En cette période hivernale au cours de laquelle une épidémie de grippe et une chaleur étouffante se conjuguent aux inondations, les accidents et évènements étranges de toutes sortes font le lit d’un chaos de la pensée et donnent aux bonimenteurs et autres prêcheurs en eaux troubles, l’occasion de s’épancher en digressions malfaisantes. Sur tout. Sur rien. Faut-il s’en réjouir, la star de l’été, Ndiaye Dragon et son tube « l’anaconda siffleur » auront placé la barre suffisamment haute pour réduire au silence les imaginations les plus fertiles…Que dire des assauts devenus quotidiens du vice sur les citadelles de la vertu ? Jusqu’au Saint Coran qui trouve de nouveaux exégètes ? Ne suivez pas mon regard… A un point tel qu’il est devenu évident que « le silence est d’or… »
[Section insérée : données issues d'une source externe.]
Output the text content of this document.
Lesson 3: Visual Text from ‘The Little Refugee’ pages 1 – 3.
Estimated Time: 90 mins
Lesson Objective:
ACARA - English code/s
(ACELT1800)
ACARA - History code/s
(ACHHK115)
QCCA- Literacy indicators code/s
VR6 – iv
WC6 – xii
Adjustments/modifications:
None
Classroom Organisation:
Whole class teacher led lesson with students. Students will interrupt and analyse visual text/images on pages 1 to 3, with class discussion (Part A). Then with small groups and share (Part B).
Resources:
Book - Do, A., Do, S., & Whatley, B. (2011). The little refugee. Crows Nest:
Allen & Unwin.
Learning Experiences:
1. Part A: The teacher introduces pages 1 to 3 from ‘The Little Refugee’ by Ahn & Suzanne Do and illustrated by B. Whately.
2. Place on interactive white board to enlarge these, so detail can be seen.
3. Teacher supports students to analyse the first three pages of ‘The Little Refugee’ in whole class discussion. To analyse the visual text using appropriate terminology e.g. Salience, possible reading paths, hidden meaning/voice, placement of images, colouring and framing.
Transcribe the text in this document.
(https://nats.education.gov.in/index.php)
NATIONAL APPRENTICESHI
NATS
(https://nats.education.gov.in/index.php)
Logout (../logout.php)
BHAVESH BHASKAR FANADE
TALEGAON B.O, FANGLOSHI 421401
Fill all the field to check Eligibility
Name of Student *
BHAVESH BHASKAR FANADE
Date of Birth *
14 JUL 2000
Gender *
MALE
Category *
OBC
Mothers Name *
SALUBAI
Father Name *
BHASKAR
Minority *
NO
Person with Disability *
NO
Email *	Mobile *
Au sortir donc de ces mois éprouvants, endeuillés par la disparition de personnalités phares de notre pays, on en finissait plus de désespérer. Et pour couronner le tout, on dirait que les nouvelles ne sont « dignes d’intérêt » et médiatisées que lorsqu’elles sont mauvaises ! Alors les médias rivalisent de catastrophisme. C’est à qui trouvera la titraille la plus sanglante. Ou alors la plus obscène. Ou les deux à la fois.
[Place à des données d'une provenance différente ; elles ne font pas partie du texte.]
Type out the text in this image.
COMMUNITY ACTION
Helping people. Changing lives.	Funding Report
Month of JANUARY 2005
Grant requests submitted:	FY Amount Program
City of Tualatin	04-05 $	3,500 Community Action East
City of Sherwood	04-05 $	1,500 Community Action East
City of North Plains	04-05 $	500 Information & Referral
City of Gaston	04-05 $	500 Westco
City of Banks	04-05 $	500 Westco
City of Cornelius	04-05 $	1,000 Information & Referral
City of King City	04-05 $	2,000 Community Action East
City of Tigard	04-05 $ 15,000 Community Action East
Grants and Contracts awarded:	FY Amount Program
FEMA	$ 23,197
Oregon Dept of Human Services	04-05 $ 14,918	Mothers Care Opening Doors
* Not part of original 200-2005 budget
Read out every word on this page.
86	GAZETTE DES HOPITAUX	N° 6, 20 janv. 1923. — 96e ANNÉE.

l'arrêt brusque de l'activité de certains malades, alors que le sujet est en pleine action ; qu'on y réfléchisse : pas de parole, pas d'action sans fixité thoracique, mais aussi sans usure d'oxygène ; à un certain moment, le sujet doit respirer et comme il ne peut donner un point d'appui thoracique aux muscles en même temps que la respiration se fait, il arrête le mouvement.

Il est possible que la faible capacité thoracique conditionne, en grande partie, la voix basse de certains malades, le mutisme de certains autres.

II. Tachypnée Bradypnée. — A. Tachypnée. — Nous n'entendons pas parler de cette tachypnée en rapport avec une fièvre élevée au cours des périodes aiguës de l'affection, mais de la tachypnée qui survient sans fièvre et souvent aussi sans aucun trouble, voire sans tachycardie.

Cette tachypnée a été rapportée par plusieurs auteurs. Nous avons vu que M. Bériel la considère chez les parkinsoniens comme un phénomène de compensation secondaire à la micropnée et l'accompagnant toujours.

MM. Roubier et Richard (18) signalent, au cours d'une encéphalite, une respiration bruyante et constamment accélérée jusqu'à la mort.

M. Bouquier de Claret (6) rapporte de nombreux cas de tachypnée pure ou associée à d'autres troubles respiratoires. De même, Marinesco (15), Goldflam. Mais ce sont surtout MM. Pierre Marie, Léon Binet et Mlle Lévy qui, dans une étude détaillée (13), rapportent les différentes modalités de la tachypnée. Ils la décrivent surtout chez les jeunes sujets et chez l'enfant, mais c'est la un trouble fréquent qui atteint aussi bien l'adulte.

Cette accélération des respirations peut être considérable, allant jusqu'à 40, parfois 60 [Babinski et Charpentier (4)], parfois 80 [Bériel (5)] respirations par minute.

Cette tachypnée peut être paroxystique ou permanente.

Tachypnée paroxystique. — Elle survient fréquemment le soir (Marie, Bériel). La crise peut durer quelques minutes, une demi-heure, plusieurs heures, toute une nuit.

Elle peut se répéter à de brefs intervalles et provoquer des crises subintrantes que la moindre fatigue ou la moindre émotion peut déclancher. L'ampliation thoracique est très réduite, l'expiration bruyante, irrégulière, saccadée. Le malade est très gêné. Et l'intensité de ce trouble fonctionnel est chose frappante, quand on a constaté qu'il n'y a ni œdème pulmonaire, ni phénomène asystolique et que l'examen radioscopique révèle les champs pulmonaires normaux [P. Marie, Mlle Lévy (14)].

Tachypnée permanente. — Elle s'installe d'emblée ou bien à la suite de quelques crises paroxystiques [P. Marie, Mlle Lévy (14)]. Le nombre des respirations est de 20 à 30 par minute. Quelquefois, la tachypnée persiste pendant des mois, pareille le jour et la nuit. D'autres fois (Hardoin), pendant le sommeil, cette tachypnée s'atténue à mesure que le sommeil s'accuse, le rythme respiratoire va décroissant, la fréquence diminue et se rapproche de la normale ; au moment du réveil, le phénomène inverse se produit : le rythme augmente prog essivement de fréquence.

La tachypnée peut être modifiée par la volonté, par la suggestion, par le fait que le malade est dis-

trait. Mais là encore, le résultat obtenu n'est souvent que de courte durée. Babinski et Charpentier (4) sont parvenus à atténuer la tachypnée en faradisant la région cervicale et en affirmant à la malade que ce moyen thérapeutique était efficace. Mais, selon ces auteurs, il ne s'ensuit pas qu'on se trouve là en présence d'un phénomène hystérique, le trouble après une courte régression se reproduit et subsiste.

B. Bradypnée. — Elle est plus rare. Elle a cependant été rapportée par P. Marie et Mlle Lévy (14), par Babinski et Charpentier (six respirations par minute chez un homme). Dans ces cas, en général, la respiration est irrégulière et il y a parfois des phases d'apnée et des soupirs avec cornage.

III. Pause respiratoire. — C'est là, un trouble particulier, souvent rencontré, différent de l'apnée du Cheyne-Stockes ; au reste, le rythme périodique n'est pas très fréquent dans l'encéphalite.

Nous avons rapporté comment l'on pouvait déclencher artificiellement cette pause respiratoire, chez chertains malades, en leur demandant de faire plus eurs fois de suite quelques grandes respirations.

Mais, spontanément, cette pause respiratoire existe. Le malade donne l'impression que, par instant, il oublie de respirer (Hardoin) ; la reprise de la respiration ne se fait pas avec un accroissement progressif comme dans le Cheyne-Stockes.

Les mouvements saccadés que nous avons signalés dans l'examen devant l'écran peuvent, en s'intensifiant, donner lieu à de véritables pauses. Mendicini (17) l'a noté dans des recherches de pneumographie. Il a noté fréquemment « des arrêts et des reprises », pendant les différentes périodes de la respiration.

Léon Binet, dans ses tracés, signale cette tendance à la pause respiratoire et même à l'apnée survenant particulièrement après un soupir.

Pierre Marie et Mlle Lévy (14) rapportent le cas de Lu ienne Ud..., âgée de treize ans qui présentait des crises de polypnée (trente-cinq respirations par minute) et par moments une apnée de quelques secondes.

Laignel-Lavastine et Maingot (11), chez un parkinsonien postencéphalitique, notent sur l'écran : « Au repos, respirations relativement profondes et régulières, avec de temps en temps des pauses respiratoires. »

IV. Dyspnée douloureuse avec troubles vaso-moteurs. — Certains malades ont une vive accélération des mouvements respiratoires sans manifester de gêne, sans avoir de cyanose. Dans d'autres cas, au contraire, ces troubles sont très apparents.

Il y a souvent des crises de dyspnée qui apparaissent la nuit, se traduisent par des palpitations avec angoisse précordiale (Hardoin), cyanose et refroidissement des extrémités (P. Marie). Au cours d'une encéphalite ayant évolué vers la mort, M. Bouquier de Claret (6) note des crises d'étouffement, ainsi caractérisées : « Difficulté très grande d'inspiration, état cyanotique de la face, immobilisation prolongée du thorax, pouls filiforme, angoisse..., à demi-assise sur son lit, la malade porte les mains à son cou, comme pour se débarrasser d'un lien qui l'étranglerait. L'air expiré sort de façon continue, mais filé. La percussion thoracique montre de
Et c’est sur fond de ce tableau apocalyptique qu’un nouvel espoir cherche son chemin : voici, surgit du profond désir de notre peuple un joyau architectural dédié à la magnificence du seul créateur Allah, maitre de l’univers : Massalikoul Jinaan ou les « chemins du Paradis », titre d’une œuvre magistrale du fondateur du Mouridisme Cheikh Ahmadou Bamba (RTA) et désormais dénomination de « la plus grande mosquée d’Afrique », selon de nombreux témoignages. Au cœur de notre capitale, la communauté spirituelle musulmane que Serigne Touba a fondée, et qu’il inspire, a construit, à la sueur du front de ses adeptes et de leurs moyens financiers, Massalikoul Jinaan. Une œuvre de foi destinée à nous rappeler que « les chemins du Paradis » sont pavés par les prosternations des croyants. Ce joyau au cœur de la capitale sénégalaise, s’impose comme une nouvelle illustration de l’engagement et de la détermination de la communauté mouride. En sept ans, la mobilisation des moyens humains, matériels et financiers aura démontré, encore une fois, que rien n’est impossible à une communauté soudée, disciplinée et allant dans une seule et même direction. Un message à méditer, et dont il va falloir s’inspirer entre autres, pour trouver les voies d’un développement endogène affranchi de la tyrannie de la dette extérieure qui n’en finit pas de prospérer.
À l’occasion de l’inauguration de cet édifice somptueux, s’invite un événement qui n’est pas anodin : les retrouvailles entre le président Macky Sall et son prédécesseur le président Abdoulaye Wade sous la houlette, et avec la bénédiction de Serigne Mountakha Mbacke. Wade et Sall, deux hommes que rien n’aurait dû séparer. Humainement parlant. Mais il paraît que la politique a ses raisons que la raison ignore… N’en parlons plus ! Essayons plutôt de fonder sur ces prémisses le socle d’une concorde nationale à la hauteur du défi relevé par les bâtisseurs de Massalikoul Jinaan ! Sachons voir plus loin que nos egos et, par-delà nos vies respectives, essayons de mettre en perspective la durabilité de notre Nation. La survie de nos descendants. Pauvres mortels, sachons lire entre les lignes…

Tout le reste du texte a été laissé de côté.